Scikit-learn is Python’s most popular machine learning library. It provides simple and efficient tools for data analysis and modeling, built on NumPy, SciPy, and Matplotlib.

Installation

pip install scikit-learn
import numpy as np
import pandas as pd
from sklearn.model_selection import train_test_split
from sklearn.preprocessing import StandardScaler
from sklearn.metrics import accuracy_score, classification_report

Machine Learning Workflow

Data → Preprocessing → Train/Test Split → Model Training → Evaluation → Prediction

Loading Datasets

Built-in Datasets

from sklearn.datasets import load_iris, load_boston, load_digits, make_classification

# Classification dataset
iris = load_iris()
X, y = iris.data, iris.target
print(f"Features: {iris.feature_names}")
print(f"Target: {iris.target_names}")
print(f"Shape: {X.shape}")

# Generate synthetic data
X, y = make_classification(
    n_samples=1000,
    n_features=20,
    n_informative=15,
    n_redundant=5,
    random_state=42
)

From Pandas DataFrame

import pandas as pd

df = pd.read_csv('data.csv')
X = df.drop('target', axis=1)
y = df['target']

Data Preprocessing

Train-Test Split

from sklearn.model_selection import train_test_split

X_train, X_test, y_train, y_test = train_test_split(
    X, y,
    test_size=0.2,
    random_state=42,
    stratify=y  # Maintain class distribution
)

print(f"Training samples: {len(X_train)}")
print(f"Test samples: {len(X_test)}")

Feature Scaling

from sklearn.preprocessing import StandardScaler, MinMaxScaler, RobustScaler

# StandardScaler: Mean=0, Std=1
scaler = StandardScaler()
X_train_scaled = scaler.fit_transform(X_train)
X_test_scaled = scaler.transform(X_test)  # Use same transformation

# MinMaxScaler: Range [0, 1]
minmax_scaler = MinMaxScaler()
X_scaled = minmax_scaler.fit_transform(X)

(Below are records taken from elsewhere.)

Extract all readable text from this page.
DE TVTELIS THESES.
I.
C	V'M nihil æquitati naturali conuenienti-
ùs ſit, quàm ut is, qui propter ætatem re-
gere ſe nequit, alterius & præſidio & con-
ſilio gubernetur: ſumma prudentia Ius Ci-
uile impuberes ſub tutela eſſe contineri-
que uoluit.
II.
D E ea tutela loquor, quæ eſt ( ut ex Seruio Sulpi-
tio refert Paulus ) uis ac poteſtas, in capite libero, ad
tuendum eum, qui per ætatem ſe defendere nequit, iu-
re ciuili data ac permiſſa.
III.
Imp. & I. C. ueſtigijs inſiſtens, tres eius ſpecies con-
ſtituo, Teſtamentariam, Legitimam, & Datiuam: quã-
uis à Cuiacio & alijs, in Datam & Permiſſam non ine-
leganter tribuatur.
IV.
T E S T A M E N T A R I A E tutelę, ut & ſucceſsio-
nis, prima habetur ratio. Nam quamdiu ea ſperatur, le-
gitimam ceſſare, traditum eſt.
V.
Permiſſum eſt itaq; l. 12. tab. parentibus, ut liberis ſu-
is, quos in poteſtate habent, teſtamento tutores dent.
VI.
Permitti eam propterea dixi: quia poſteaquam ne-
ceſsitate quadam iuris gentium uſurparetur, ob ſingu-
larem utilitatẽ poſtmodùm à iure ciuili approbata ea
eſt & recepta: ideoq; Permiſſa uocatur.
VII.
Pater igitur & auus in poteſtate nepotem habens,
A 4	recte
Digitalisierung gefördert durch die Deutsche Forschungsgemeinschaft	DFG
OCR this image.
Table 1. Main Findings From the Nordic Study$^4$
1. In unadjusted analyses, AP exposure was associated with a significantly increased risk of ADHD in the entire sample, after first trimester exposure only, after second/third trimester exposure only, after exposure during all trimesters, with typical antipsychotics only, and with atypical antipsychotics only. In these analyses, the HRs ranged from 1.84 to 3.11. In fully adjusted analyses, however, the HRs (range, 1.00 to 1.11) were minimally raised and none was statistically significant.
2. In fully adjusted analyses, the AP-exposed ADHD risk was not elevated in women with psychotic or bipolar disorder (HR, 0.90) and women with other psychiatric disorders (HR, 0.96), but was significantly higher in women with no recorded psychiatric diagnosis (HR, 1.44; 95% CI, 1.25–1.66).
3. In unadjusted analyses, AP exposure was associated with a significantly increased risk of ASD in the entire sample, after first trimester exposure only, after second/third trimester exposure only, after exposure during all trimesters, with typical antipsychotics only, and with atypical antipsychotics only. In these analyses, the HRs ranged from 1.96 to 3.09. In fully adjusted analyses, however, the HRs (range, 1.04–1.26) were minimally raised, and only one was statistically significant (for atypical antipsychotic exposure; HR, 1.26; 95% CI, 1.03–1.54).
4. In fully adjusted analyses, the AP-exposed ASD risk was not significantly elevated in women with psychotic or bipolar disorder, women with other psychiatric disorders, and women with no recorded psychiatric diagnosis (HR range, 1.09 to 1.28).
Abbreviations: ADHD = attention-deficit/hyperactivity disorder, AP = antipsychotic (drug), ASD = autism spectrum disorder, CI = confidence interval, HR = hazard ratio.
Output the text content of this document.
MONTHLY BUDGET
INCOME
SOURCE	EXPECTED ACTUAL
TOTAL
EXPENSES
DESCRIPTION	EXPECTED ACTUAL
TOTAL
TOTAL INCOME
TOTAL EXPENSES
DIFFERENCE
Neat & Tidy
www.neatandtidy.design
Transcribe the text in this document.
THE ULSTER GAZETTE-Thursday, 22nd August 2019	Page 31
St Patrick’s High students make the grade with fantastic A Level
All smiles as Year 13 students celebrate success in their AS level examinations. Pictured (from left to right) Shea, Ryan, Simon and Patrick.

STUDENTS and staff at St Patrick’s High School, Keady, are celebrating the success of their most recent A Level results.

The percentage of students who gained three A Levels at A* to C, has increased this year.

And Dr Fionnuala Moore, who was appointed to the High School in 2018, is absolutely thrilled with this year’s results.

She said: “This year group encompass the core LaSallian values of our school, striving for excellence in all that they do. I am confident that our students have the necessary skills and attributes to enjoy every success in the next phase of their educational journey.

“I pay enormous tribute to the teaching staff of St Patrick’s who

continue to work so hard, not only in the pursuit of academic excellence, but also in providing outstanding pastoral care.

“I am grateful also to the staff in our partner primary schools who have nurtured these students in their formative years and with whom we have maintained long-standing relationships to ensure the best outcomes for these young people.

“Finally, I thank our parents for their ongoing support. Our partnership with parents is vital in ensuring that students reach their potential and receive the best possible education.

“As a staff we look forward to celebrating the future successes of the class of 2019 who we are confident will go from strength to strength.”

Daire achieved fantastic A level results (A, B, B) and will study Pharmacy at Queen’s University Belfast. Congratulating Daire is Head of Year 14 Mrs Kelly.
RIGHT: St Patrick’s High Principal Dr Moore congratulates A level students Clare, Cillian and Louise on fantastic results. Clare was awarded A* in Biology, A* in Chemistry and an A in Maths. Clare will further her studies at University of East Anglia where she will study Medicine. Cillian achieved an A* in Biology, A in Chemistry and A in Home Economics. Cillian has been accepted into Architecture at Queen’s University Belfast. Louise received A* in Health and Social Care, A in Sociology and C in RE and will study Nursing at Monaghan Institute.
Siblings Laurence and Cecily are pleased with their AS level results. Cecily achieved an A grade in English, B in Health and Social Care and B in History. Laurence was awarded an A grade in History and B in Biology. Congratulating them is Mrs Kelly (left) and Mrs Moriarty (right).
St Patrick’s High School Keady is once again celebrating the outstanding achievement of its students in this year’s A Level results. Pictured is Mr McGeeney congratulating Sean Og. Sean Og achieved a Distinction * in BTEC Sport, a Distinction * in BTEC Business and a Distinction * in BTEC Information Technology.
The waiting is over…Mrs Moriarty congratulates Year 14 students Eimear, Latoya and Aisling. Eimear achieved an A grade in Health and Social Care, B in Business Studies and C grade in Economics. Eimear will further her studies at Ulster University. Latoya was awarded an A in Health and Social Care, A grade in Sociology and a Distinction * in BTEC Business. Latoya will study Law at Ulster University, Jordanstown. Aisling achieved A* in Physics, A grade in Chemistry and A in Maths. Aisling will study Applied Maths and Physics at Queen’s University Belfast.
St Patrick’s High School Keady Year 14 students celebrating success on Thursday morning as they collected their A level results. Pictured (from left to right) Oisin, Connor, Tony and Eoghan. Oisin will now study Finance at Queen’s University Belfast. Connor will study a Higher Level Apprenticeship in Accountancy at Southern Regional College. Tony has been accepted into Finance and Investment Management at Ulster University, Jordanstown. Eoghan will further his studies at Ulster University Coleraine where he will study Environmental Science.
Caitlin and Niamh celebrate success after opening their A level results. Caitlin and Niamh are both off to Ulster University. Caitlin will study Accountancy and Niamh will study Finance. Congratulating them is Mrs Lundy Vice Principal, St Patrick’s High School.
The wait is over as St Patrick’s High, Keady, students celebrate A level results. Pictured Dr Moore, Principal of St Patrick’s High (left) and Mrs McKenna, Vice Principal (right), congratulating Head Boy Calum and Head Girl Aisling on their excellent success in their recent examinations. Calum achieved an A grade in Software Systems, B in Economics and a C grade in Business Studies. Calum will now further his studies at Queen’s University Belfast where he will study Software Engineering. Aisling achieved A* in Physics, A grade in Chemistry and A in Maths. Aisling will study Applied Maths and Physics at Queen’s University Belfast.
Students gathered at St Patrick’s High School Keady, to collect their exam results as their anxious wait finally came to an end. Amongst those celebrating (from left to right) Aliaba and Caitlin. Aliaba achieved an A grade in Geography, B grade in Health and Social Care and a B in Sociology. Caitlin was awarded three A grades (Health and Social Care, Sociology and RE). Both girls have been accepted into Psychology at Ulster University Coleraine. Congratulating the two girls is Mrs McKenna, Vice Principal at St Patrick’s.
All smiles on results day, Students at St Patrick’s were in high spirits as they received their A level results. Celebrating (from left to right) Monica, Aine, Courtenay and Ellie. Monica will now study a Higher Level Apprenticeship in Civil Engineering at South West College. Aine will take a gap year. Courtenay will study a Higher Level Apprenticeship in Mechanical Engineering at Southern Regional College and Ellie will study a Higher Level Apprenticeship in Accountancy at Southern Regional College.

# RobustScaler: Better for outliers
robust_scaler = RobustScaler()
X_scaled = robust_scaler.fit_transform(X)

Handling Missing Values

from sklearn.impute import SimpleImputer

# Replace with mean
imputer = SimpleImputer(strategy='mean')  # or 'median', 'most_frequent'
X_imputed = imputer.fit_transform(X)

# For categorical features
cat_imputer = SimpleImputer(strategy='most_frequent')

Encoding Categorical Variables

from sklearn.preprocessing import LabelEncoder, OneHotEncoder

# Label encoding (ordinal)
le = LabelEncoder()
y_encoded = le.fit_transform(['cat', 'dog', 'bird', 'cat'])
print(y_encoded)  # [0 2 1 0]

# One-hot encoding (nominal)
ohe = OneHotEncoder(sparse=False)
X_encoded = ohe.fit_transform(X[['category_column']])

Classification

Logistic Regression

from sklearn.linear_model import LogisticRegression

# Train model
model = LogisticRegression(random_state=42)
model.fit(X_train, y_train)

# Predict
y_pred = model.predict(X_test)

# Probability predictions
y_proba = model.predict_proba(X_test)

# Evaluate
print(f"Accuracy: {accuracy_score(y_test, y_pred):.4f}")

Decision Tree

from sklearn.tree import DecisionTreeClassifier
from sklearn import tree
import matplotlib.pyplot as plt

# Train
dt = DecisionTreeClassifier(max_depth=5, random_state=42)
dt.fit(X_train, y_train)

# Predict and evaluate
y_pred = dt.predict(X_test)
print(f"Accuracy: {accuracy_score(y_test, y_pred):.4f}")

# Visualize tree
plt.figure(figsize=(20, 10))
tree.plot_tree(dt, feature_names=feature_names, class_names=class_names, filled=True)
plt.show()

# Feature importance
importance = pd.DataFrame({
    'feature': feature_names,
    'importance': dt.feature_importances_
}).sort_values('importance', ascending=False)
print(importance)

Random Forest

from sklearn.ensemble import RandomForestClassifier

rf = RandomForestClassifier(
    n_estimators=100,
    max_depth=10,
    min_samples_split=5,
    random_state=42,
    n_jobs=-1  # Use all CPU cores
)
rf.fit(X_train, y_train)

y_pred = rf.predict(X_test)
print(f"Accuracy: {accuracy_score(y_test, y_pred):.4f}")

# Feature importance
importance = pd.DataFrame({
    'feature': feature_names,
    'importance': rf.feature_importances_
}).sort_values('importance', ascending=False)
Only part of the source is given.